Além disso, ações para saúde mental dentro do universo corporativo também estão aparecendo cada vez mais nesse período, o que possibilita outras alternativas para manter o equilibro emocional em grupo. O arquiteto de soluções e desenvolvedor operacional de nuvem Felipe Viana explica isso melhor: “Na minha empresa, fora a oportunidade de realizar 20 sessões particulares de terapia ao longo do ano, também temos palestras envolvendo aulas de ioga, como lidar com o luto, como manter a saúde mental, como dormir melhor e outros assuntos que possam ajudar o psicológico”.
Apesar disso, ainda fica um pouco inviável estar presente nessas conversas abertas e manter o desempenho no trabalho, considerando os horários e afazeres do serviço. “Essas palestras são disponibilizadas somente nas quartas-feiras à tarde, e eu não consigo ver por estar trabalhando ou até mesmo em uma reunião com algum cliente durante a hora, então para mim não ajudam em nada. Portanto, o que mais me alivia após o expediente são os happy hour online”, finaliza Felipe.
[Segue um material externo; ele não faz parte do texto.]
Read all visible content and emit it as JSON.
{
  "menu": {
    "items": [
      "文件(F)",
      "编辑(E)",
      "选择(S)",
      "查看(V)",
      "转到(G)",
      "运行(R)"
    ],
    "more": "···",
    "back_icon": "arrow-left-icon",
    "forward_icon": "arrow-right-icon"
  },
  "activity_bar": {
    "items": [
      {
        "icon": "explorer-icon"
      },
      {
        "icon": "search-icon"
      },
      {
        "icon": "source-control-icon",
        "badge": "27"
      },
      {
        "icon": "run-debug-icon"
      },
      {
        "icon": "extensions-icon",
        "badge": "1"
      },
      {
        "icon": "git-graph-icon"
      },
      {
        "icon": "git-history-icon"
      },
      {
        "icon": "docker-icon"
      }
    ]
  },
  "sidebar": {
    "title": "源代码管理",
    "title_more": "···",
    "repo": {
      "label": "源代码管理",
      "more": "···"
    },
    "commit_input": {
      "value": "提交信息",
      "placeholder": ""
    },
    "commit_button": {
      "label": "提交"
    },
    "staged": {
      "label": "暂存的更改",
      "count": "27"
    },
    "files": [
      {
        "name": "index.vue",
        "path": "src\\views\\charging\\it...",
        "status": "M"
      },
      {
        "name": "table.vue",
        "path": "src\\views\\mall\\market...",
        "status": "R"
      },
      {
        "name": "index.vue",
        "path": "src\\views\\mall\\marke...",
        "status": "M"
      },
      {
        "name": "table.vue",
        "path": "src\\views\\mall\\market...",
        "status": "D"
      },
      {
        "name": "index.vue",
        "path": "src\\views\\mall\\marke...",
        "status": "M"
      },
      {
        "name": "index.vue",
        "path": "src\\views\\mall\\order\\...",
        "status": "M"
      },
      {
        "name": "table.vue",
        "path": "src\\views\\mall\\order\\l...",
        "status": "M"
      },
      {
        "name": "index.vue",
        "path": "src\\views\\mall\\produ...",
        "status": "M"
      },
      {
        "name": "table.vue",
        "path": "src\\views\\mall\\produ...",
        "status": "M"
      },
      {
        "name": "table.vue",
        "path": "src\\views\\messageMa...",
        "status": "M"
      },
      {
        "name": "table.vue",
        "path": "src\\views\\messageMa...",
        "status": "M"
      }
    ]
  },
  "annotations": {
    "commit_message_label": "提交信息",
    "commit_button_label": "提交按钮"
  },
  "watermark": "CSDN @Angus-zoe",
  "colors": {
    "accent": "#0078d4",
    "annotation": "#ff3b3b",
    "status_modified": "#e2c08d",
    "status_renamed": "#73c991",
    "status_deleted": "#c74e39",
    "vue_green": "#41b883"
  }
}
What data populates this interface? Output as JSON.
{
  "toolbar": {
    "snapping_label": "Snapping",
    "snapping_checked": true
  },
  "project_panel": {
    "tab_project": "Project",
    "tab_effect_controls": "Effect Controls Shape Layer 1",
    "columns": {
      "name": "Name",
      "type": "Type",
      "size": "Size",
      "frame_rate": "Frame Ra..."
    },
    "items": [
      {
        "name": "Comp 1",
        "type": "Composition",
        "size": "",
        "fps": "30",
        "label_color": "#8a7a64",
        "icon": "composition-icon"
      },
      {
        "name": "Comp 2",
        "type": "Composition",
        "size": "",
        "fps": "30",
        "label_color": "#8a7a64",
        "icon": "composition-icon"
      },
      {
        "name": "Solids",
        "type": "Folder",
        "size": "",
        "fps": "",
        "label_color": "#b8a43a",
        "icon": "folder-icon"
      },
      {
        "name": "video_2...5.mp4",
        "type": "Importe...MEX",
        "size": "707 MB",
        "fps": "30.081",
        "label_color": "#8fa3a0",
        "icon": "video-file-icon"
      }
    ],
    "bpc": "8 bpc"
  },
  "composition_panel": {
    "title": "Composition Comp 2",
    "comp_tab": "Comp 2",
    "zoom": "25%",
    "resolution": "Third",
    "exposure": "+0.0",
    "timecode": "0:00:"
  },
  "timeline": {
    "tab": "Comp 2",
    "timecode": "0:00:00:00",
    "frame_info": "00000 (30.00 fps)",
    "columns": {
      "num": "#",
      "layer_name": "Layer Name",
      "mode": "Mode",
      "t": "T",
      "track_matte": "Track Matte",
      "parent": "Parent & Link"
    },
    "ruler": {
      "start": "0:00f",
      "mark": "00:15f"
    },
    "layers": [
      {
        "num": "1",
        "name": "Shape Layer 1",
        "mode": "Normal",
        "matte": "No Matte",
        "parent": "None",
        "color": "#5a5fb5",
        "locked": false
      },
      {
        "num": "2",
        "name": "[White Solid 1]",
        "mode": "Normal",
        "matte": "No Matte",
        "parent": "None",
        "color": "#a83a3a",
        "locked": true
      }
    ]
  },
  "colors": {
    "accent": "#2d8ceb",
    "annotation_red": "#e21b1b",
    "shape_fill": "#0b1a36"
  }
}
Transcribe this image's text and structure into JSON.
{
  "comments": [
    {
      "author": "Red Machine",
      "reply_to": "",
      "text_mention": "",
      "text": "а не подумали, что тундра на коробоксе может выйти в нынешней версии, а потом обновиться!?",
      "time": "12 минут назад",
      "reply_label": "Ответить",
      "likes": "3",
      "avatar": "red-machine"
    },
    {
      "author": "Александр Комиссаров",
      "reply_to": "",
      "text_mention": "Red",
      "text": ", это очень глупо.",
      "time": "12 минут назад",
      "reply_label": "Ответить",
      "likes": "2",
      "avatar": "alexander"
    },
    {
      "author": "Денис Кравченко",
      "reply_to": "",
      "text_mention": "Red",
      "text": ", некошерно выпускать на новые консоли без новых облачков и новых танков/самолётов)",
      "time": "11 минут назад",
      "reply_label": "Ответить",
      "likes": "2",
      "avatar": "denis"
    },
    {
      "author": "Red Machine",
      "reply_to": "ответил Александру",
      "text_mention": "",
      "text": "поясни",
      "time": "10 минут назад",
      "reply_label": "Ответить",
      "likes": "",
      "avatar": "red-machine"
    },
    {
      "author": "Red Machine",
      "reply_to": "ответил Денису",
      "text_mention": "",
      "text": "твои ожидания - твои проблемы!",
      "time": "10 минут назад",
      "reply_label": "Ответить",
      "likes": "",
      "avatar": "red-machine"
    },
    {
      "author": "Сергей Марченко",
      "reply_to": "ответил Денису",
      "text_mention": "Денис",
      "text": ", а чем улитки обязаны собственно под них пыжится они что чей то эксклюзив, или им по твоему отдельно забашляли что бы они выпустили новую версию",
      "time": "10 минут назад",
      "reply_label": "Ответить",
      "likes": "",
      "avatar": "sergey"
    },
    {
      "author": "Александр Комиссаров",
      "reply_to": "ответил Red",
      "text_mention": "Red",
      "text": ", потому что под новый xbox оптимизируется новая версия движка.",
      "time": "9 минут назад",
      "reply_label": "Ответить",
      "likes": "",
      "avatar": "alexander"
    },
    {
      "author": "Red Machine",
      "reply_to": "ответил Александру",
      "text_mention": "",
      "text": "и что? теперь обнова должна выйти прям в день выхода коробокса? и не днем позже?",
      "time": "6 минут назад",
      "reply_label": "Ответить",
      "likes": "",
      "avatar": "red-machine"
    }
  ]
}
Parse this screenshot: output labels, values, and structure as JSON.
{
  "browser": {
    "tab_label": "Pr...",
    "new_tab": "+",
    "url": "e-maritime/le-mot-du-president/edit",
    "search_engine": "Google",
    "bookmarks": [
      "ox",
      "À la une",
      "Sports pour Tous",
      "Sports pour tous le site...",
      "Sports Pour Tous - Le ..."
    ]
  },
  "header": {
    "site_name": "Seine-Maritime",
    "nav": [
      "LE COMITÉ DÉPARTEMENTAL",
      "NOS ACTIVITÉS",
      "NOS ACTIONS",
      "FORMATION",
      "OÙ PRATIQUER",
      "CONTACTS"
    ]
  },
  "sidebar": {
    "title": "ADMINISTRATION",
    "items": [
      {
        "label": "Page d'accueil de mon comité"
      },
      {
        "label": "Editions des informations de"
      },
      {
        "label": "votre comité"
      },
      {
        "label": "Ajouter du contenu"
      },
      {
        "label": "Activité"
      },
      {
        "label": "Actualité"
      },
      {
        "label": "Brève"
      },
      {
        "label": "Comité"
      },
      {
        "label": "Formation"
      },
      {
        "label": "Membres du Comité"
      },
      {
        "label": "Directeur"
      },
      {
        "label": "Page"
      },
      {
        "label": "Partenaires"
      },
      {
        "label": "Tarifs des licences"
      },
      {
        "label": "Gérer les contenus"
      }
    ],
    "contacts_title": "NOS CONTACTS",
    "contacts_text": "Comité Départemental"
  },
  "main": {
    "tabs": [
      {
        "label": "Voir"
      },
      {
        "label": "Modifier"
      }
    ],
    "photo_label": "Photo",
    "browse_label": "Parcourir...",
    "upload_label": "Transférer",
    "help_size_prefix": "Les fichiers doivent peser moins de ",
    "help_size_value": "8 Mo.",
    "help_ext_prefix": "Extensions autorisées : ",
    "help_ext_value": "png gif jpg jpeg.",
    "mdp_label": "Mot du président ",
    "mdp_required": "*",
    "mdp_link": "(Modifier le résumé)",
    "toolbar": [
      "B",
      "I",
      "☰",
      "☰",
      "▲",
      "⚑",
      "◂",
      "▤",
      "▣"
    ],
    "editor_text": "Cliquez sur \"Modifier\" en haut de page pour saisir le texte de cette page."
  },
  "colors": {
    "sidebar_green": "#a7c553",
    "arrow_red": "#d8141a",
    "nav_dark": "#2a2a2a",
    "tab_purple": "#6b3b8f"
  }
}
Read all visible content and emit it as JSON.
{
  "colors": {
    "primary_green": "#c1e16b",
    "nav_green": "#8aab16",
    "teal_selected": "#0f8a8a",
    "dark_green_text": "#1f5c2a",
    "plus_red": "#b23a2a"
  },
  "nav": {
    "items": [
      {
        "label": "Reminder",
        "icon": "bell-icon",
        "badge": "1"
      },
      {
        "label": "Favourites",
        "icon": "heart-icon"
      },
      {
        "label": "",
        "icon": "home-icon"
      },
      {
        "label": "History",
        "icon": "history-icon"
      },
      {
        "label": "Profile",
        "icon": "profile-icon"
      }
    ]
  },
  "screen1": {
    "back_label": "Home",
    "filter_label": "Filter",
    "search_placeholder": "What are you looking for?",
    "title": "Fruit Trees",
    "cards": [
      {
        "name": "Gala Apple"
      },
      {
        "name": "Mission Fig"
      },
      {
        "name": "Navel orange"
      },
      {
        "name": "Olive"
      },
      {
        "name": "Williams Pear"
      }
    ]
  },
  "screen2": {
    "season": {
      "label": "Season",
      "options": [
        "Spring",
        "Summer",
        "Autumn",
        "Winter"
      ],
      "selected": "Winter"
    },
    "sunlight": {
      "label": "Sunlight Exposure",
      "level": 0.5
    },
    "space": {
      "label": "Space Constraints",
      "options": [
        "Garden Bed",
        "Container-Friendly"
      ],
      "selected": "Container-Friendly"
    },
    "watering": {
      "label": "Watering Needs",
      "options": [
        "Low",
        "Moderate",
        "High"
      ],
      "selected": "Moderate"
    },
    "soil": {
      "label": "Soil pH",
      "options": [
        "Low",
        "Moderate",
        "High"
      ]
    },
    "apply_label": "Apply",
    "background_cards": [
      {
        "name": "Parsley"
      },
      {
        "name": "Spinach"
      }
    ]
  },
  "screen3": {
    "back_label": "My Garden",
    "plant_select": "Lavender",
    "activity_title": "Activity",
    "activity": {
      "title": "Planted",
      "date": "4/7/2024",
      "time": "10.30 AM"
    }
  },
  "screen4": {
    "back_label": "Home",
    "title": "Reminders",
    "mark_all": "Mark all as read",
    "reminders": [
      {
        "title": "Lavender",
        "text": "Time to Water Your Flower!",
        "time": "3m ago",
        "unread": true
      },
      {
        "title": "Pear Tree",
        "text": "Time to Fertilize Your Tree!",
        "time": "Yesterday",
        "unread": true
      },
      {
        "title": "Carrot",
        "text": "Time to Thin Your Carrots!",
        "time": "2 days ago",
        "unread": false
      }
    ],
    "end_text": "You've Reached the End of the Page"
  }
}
Ainda faltam melhorias em várias empresas
Não obstante, não são todas as empresas que investiram na saúde mental dos funcionários nesse período de crise. De acordo com uma pesquisa realizada pela Vittude, 47% das empresas não buscaram nenhuma iniciativa para melhorar a saúde psicológica dos funcionários desde o início da pandemia. Entre os entrevistados, 33% afirmaram que houve sobrecarga e acúmulo de funções no trabalho e 24% tiveram dificuldades de manter a rotina de casa funcionando.
Entre as possíveis melhorias do ambiente de trabalho e cuidados com a saúde mental daqueles que movem uma empresa, muita coisa precisa ser aperfeiçoada para que o meio social desses empregados possa dar apoio às suas angústias dentro ou fora de uma crise sanitária. Aliás, entrar em contato com seu controle emocional e os estresses mentais é um meio de proporcionar uma profunda jornada para o autoconhecimento e fortalecer outros aspectos pessoais.